The UN says the North is staring a food crisis in the face
A US presidential envoy is in South Korea to discuss a possible visit to Pyongyang, after Stalinist North Korea indicated last week it was considering resuming dialogue with the United States.

Charles Pritchard, who arrived in Seoul on Thursday, will meet South Korean presidential envoy Lim Dong-won, whose visit to Pyongyang last week renewed stalled inter-Korean dialogue.

Another US representative - former ambassador to South Korea, Donald Gregg - went to the North last week and told officials in Seoul, including Mr Lim, he was encouraged by his "frank" discussions.

A South Korean army officer passes by a sign board at the Dorasan Station
The two Koreas have agreed to resume their dialogue
"Gregg said he received the impression that North Korea is hoping for a good relationship with the United States," South Korea's national Yonhap news agency quoted Mr Lim as saying after the two men met.

But North Korea's official news agency damped down speculation of an impending resumption when it said the "environment" for resuming talks "had not yet been created".

Relations between the US and North Korea deteriorated after President George W Bush instigated a harder-line policy towards the isolationist nation. They were further harmed in January when he branded North Korea a member of an "axis of evil".

The relationship will be discussed at a higher level next week, when South Korean Foreign Minister Choi Sung-hong meets US Secretary of State Colin Powell, a foreign ministry official told AFP news agency.

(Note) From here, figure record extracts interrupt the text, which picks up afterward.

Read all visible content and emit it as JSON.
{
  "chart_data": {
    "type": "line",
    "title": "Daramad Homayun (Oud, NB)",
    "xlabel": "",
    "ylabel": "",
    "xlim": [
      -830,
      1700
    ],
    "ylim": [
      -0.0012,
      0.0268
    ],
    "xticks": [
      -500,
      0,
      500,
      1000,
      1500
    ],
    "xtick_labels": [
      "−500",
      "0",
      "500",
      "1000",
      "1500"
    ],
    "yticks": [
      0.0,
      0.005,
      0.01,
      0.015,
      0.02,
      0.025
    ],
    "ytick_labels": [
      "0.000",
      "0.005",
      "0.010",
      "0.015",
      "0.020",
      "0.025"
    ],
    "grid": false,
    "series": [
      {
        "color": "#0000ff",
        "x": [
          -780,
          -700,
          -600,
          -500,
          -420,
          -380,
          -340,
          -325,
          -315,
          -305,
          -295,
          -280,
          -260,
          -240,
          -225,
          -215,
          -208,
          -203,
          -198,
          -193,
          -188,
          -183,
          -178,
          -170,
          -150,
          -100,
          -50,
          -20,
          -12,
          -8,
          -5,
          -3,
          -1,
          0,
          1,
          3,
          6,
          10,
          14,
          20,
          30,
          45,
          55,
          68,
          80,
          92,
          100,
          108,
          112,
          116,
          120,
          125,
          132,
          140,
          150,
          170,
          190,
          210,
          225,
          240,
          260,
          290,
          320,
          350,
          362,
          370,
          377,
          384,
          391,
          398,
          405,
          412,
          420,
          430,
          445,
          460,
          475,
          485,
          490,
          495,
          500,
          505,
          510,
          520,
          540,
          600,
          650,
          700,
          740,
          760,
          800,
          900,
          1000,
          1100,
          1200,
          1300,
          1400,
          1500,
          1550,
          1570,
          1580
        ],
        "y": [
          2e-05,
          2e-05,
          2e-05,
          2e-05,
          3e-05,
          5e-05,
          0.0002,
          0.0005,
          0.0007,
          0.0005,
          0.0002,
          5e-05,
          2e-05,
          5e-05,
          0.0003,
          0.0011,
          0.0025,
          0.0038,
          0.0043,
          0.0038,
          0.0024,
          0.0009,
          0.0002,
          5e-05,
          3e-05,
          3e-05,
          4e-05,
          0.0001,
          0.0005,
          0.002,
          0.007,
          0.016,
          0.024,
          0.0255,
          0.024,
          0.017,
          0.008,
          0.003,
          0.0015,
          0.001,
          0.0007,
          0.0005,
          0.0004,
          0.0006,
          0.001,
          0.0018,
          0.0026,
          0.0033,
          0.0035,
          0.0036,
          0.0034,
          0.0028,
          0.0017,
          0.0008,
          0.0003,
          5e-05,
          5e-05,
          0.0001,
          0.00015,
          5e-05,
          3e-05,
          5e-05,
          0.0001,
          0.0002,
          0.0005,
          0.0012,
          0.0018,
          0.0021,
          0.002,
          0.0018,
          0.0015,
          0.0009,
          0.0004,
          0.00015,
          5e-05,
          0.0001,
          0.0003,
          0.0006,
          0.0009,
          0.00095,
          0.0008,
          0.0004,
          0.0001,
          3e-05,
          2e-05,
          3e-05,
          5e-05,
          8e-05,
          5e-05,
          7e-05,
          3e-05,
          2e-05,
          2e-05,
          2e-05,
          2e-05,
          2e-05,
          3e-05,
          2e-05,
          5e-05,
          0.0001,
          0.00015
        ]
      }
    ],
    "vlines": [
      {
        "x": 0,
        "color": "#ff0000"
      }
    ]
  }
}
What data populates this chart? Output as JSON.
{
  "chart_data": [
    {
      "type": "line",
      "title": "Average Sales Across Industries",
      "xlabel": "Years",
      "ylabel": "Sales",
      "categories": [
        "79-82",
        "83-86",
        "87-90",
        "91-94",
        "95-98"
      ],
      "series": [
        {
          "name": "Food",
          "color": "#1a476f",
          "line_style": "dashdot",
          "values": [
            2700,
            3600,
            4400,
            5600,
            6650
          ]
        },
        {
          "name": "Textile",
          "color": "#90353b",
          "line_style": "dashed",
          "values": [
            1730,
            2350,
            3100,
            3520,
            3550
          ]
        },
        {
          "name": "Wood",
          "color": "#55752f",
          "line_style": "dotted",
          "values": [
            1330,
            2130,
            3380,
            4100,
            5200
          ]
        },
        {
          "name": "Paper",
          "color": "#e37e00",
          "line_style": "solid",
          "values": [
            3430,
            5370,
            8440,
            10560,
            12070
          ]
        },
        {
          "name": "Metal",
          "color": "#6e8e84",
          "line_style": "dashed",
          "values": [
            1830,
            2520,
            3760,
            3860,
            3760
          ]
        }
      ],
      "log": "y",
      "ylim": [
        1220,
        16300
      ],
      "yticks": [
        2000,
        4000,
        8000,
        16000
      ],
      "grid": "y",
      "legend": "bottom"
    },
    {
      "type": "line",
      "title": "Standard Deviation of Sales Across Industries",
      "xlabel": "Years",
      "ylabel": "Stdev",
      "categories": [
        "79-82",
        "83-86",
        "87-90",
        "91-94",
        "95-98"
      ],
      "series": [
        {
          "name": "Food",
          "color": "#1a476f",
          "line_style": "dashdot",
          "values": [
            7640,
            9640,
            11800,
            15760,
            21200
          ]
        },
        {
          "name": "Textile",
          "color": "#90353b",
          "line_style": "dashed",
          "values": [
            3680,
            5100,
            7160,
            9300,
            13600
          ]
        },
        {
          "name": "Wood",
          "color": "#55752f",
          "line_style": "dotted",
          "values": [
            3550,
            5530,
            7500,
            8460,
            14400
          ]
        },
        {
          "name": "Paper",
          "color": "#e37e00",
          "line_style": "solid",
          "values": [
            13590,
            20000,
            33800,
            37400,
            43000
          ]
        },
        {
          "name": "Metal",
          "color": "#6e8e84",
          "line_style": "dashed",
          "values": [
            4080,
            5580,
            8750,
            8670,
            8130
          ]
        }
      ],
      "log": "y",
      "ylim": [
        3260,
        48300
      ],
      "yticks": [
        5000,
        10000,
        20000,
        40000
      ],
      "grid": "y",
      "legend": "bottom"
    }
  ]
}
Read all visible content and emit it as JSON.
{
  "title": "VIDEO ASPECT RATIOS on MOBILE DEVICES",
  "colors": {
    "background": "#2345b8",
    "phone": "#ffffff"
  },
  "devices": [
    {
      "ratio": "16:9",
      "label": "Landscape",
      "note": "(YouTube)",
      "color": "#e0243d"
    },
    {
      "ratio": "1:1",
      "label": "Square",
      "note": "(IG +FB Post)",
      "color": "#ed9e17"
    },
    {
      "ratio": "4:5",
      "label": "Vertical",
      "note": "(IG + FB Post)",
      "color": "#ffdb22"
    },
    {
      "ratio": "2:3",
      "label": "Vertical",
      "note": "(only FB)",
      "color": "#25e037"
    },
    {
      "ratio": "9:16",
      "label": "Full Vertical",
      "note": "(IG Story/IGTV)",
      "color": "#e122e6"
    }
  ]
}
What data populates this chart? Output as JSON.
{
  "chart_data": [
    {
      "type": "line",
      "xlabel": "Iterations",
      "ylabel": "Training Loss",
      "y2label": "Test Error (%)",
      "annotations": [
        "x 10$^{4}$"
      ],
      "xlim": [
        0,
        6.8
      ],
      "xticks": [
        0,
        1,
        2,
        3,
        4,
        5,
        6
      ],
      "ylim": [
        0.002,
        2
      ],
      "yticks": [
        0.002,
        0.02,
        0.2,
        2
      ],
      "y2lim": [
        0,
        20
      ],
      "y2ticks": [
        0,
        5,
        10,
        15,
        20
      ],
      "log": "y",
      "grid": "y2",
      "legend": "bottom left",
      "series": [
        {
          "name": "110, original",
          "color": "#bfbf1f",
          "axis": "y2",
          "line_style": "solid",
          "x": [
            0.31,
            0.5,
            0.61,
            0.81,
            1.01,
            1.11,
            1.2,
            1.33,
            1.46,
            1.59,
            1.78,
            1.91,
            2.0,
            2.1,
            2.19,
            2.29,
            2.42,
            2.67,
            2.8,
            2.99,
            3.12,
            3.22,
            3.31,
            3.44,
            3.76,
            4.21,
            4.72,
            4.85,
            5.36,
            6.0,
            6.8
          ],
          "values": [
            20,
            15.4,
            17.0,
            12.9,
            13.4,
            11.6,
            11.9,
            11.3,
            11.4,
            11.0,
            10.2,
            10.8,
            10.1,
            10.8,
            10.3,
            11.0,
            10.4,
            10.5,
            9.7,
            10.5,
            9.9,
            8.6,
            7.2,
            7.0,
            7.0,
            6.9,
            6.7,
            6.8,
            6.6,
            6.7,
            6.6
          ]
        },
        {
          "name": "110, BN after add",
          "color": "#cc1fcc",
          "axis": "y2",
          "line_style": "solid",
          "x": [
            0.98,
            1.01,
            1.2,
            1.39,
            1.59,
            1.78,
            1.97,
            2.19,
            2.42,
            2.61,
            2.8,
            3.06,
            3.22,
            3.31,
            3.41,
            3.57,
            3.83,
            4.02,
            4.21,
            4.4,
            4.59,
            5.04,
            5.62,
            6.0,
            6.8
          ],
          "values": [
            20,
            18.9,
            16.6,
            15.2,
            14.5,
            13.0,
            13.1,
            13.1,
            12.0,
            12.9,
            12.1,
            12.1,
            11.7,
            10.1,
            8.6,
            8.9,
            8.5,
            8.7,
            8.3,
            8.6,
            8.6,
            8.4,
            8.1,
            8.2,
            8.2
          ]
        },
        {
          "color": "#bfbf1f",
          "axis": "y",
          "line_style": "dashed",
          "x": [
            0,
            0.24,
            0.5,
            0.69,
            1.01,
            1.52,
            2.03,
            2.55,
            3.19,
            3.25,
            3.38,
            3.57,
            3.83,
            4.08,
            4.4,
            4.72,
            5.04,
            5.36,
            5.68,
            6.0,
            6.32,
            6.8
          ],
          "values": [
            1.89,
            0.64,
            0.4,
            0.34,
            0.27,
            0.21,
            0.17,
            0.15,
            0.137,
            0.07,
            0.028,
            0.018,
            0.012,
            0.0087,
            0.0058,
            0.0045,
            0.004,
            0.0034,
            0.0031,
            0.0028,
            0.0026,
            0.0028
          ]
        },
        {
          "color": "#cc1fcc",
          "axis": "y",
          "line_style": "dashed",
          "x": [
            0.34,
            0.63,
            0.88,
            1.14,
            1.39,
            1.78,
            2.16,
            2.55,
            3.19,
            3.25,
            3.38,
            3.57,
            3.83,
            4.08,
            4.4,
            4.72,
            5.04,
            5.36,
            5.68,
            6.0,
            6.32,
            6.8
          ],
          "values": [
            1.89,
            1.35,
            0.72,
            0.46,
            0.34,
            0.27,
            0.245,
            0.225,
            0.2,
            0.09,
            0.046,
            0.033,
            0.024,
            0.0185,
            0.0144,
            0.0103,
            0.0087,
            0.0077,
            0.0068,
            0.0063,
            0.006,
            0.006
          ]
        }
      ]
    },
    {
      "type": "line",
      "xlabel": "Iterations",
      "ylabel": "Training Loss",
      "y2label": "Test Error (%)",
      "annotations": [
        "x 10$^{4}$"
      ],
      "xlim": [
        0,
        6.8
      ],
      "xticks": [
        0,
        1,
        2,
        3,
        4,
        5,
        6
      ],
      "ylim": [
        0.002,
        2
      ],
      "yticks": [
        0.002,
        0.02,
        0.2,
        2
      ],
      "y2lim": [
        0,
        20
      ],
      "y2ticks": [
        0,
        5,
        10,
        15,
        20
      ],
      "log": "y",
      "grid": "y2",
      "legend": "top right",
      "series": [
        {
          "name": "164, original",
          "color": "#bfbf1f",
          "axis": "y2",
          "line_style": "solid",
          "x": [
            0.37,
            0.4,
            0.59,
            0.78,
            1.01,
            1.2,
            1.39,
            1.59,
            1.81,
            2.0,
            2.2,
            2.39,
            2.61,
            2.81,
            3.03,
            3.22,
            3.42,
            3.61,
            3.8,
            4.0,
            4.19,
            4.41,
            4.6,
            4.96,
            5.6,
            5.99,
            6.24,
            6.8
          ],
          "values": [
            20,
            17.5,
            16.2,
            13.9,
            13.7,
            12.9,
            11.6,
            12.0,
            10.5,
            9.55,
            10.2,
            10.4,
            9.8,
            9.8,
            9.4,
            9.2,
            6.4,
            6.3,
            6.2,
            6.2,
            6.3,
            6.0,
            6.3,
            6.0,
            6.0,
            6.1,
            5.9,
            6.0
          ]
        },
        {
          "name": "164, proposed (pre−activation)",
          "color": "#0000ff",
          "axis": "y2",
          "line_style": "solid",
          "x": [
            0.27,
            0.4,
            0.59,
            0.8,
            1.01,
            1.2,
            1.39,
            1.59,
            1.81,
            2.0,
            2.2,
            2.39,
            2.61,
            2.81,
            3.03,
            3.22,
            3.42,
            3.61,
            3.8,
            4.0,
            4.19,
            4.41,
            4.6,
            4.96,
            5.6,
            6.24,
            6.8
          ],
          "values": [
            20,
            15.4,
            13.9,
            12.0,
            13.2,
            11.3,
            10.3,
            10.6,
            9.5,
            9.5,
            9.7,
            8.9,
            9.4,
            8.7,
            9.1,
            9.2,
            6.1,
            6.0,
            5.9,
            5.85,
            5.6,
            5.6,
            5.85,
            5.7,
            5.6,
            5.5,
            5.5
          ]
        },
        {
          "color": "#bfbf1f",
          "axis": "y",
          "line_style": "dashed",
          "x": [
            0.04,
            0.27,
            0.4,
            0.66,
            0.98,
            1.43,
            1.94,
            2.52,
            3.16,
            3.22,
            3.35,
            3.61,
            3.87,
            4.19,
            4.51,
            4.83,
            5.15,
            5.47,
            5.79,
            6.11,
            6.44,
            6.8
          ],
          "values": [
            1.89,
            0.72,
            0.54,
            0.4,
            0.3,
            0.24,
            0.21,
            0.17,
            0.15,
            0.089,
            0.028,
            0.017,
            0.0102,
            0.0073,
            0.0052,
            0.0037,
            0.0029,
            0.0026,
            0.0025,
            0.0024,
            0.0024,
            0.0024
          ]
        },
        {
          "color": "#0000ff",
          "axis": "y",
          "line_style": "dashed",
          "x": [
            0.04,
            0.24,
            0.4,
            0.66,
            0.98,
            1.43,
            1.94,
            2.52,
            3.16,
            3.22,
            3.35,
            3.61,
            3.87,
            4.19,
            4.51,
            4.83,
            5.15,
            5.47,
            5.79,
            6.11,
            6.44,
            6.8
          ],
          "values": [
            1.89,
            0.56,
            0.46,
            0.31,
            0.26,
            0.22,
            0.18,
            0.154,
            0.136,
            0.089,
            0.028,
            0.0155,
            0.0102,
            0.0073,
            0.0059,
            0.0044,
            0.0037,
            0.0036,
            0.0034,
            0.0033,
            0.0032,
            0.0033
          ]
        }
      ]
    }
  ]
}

Earlier this week Seoul hosted a tripartite meeting with Japan and the US in an effort to bring their policies towards North Korea into line and build on Mr Lim's breakthrough talks.

Famine

The apparent softening in North Korea's attitude to the US and Seoul comes as the United Nations announced that more than half of the population is malnourished.

But the international community as a whole has only pledged half of the 600,000 tonnes of food aid requested, said the UN's World Food Programme's Asia bureau chief John Powell.

"Without further contributions, we will run out of food in July or August," he said.

The Stalinist nation has relied on food aid since a massive famine and natural disasters in 1995 caused the collapse of the state-planned economy.